Нож, лежащий постоянно в голенище у Задора, сверкнул в полутьме.

Боязливо попятилась к стене девушка, упала в подушку лицом и не то зарыдала, не то завыла от злобы и страсти, от налета безотчетной ревности.

— То-то! На словах вы, бабы да девки, куды ретивы! А к делу взять — и реветь только можете!.. Ну, нишкни. Батько услышит, придет. Неладно выйдет… Э-э-эх, девонька! Жалкая ваша доля. Што вам Бог дает, то вам мало. Чево сами хотите взять — руки у вас коротки. Кабы и Богом был, не создал бы я вас на такую маяту… Да гляди, и много бы иначе сделал!.. Ну, буде! Слушай… Скажу тебе ошшо словечко. Какова никому не сказывал… Жалеешь ты меня, вижу, так, што себя не помнишь… Мил я тебе пуще всего на свете! Ровно Бог для тебя. А так не надо! Слышь! Ты оглянися: как кругом-то все хорошо! Вот ночь, зима. А выйдем со мною, пойдем туды, за реку. Небо горит звездами. От месяца снег загорается. Даль словно зовет тебя. Вой волчий слышен, псы лают, словно о чем тебе сказать хотят, да не могут!.. И в душе так станет сладко, легко на сердце. Тут и меня, и все забудешь. Алибо в лес пойдем… Там сосны, ровно столпы в соборе московском в Успенском, стоят… И сами ангелы службу служат в том храме Творцу земли и неба. И самой молиться захочется. А уж по весне либо летом пойдем в степь да в горы высокие. Либо по реке по быстрой в душегубке поплывем. Небо над головою светлое, солнышко светит да греет, птицы поют, звери на водопой сбегаются. Травы пахнут слаще ладану. Цветы лазоревы по траве раскинуты. Господи! Неужто и тут о парне каком либо парню о девке вспоминать захочется!.. Дышешь да полететь готов от веселья, от шири земной, от красы той несказанной… Я, девушка, ежли и помню часочки отрадные, так провел их в пустыне-матушке, на лоне сырой земли-кормилицы… И ты попытай… Может, и твоя душа того просит, што моя всегда просила… Воли да красы земной… А ласки наши?.. И они хороши ко времени. Ты молода еще. Тебе в новинку. Вот и яришься, и ремствуешь! А потом все надоест, примелькается. Может, тогда и вспомянешь слова мои.

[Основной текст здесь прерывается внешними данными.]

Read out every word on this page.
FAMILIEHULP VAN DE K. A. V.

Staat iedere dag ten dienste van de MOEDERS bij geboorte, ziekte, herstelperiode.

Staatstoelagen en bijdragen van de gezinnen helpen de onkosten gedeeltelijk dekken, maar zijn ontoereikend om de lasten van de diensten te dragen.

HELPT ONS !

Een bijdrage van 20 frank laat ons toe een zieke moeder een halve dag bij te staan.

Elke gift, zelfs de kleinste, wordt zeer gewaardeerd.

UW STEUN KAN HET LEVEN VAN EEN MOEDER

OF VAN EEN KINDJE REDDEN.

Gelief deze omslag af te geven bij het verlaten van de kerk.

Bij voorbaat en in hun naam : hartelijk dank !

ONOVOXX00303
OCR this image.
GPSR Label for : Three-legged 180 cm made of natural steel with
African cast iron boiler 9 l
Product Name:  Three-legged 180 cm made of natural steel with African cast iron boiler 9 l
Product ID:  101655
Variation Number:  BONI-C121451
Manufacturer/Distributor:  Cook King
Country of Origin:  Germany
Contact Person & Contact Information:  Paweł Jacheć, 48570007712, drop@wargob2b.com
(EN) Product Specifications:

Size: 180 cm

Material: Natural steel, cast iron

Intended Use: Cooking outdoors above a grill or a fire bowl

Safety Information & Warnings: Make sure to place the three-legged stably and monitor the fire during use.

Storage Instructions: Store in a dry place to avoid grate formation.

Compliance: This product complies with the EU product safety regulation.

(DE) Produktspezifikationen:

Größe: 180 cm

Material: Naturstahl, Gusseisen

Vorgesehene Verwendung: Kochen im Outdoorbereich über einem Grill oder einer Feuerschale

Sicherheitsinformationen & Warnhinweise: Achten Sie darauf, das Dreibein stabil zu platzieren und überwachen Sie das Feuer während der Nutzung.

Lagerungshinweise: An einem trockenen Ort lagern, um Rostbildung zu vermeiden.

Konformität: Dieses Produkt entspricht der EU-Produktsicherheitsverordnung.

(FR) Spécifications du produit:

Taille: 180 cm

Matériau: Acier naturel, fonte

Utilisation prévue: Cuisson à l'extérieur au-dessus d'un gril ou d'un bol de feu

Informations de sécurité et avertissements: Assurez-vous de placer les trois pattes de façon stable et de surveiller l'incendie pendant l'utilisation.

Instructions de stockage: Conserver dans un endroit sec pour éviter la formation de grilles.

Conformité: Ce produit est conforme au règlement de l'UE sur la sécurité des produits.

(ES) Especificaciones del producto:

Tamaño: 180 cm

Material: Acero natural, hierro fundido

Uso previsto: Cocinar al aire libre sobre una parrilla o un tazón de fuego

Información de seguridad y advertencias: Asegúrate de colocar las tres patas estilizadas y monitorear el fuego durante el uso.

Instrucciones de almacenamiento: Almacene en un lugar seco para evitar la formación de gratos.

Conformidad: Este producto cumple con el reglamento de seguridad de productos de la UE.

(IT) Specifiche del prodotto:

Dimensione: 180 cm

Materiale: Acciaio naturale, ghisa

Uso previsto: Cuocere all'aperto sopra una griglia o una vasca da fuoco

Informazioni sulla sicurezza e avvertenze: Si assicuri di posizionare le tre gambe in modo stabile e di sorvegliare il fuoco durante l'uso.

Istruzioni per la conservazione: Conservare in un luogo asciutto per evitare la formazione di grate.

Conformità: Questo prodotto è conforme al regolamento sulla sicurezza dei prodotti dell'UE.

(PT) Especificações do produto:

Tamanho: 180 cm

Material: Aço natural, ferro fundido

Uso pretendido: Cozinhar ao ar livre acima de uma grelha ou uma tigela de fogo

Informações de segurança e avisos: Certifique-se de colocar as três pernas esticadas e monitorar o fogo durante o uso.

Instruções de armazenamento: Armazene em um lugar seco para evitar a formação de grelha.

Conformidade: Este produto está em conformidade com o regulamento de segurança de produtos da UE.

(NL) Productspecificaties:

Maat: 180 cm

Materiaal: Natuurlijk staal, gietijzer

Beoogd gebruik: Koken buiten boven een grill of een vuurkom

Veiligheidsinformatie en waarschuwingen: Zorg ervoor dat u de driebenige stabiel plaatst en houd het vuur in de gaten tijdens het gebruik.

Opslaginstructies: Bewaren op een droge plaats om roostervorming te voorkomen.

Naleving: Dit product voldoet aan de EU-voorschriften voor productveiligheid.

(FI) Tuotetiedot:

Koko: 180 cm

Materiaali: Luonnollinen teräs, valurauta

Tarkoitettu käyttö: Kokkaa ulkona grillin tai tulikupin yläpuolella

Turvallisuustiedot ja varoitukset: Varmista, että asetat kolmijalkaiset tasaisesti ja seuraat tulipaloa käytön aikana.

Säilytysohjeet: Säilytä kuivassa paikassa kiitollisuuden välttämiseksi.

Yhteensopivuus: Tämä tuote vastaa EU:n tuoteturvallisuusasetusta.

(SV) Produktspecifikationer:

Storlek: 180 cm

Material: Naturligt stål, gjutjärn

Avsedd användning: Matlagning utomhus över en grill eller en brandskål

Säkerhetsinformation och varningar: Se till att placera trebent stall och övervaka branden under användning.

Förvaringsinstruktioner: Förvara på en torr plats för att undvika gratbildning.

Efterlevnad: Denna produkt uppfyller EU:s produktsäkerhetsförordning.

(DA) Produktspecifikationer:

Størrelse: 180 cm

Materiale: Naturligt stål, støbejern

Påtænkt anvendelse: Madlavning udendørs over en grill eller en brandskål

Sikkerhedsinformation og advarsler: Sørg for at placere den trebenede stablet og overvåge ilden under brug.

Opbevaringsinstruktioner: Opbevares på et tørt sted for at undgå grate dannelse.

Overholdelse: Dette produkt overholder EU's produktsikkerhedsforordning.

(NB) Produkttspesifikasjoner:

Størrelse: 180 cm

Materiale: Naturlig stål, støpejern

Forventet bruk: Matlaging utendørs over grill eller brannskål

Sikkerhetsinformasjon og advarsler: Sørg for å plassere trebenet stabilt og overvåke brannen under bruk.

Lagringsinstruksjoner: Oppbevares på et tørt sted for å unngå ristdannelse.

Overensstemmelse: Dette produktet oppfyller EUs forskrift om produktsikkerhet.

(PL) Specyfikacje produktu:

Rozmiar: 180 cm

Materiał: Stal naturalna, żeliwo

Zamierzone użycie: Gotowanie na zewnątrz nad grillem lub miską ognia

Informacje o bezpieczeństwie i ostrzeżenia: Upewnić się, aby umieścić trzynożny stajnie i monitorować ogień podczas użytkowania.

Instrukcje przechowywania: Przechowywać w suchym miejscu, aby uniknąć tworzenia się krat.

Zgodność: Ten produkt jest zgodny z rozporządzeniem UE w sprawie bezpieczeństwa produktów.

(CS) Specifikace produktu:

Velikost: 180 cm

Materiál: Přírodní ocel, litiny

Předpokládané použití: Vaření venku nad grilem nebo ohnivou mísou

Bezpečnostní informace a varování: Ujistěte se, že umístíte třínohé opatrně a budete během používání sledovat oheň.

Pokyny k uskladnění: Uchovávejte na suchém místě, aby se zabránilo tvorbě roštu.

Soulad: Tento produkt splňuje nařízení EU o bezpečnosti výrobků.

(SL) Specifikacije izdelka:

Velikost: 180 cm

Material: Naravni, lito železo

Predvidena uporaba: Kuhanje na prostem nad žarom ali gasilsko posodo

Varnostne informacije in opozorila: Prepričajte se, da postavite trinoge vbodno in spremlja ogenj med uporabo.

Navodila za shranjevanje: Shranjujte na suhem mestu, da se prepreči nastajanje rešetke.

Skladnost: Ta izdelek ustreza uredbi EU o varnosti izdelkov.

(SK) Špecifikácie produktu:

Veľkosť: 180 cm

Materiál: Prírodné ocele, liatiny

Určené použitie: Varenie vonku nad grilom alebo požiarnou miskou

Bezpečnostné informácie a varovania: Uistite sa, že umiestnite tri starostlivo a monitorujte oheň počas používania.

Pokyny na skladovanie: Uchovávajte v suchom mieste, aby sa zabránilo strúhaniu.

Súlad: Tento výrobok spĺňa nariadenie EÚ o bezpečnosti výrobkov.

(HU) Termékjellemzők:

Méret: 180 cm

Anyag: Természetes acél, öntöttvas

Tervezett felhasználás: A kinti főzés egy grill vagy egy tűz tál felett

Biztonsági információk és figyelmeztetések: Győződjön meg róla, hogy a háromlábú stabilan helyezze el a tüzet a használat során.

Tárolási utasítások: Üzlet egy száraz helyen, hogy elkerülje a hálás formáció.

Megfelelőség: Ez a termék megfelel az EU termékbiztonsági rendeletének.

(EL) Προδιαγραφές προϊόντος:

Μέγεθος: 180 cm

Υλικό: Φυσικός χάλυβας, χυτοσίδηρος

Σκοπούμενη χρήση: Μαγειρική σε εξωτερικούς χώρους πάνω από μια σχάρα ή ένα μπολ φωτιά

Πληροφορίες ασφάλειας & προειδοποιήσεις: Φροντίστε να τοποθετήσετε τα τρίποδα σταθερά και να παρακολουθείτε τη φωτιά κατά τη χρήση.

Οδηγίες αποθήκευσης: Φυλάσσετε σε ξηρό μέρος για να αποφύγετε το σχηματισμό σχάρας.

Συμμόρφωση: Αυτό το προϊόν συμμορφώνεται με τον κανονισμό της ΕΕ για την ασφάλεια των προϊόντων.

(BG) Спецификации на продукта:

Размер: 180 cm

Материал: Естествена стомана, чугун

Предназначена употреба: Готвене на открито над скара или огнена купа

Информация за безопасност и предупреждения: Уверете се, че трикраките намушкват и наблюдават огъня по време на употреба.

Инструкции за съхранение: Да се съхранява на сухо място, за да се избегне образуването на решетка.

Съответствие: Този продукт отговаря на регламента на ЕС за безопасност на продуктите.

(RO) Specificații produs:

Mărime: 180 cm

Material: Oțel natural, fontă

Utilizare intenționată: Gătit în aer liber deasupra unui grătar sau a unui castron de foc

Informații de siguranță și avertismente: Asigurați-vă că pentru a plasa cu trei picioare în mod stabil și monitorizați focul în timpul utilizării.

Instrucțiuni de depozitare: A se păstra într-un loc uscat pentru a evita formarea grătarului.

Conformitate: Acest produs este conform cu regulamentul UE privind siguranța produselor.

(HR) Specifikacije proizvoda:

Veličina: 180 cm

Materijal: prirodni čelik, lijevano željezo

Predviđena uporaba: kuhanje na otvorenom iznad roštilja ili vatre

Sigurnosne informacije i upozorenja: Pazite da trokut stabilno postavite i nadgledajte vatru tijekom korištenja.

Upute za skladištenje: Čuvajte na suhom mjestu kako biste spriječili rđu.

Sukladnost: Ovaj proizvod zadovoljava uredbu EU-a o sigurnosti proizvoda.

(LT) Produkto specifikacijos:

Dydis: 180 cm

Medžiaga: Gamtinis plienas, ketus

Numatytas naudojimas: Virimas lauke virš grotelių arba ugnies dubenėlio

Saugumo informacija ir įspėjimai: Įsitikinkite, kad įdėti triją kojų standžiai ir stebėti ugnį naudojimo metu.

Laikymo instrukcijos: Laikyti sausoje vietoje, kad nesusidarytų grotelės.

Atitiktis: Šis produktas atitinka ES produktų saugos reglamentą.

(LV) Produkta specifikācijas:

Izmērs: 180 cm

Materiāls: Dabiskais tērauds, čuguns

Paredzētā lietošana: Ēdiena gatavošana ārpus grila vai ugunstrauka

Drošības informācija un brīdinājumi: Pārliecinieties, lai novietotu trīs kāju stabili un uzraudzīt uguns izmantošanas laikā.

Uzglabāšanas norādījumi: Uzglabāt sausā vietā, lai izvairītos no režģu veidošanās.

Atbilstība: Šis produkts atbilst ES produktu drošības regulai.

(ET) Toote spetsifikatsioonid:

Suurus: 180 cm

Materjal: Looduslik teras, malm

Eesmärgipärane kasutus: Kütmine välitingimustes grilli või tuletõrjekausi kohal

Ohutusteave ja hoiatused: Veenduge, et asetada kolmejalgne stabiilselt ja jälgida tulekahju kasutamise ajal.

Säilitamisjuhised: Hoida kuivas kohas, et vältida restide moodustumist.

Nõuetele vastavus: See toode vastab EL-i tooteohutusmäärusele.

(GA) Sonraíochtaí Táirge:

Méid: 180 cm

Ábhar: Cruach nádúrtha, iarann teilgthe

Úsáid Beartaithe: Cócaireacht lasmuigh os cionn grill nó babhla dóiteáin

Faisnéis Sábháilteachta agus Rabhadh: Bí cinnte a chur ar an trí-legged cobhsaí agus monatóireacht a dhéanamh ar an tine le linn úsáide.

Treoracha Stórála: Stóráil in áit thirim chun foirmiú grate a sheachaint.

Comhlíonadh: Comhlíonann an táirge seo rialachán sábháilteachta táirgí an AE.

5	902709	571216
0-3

— Мели, мели… с пути сбил меня… А теперя про пустыню заводишь речи! Шайтан!

— С пути сбил? Врешь, девка! Нешто я бы тронул тебя, кабы не подглядел, как очи твои загораются, чуть я в их гляну? Душегуб я, бродяга, вольная душа… Да не зверь! Не чуял бы я, што саму тебя несет ко мне навстречу, как пичужку малую во родное гнездышко…

— Молчи, молчи, лукавый…

— Ну, ин ладно… Помолись, окстись — лукавый-то и отстанет…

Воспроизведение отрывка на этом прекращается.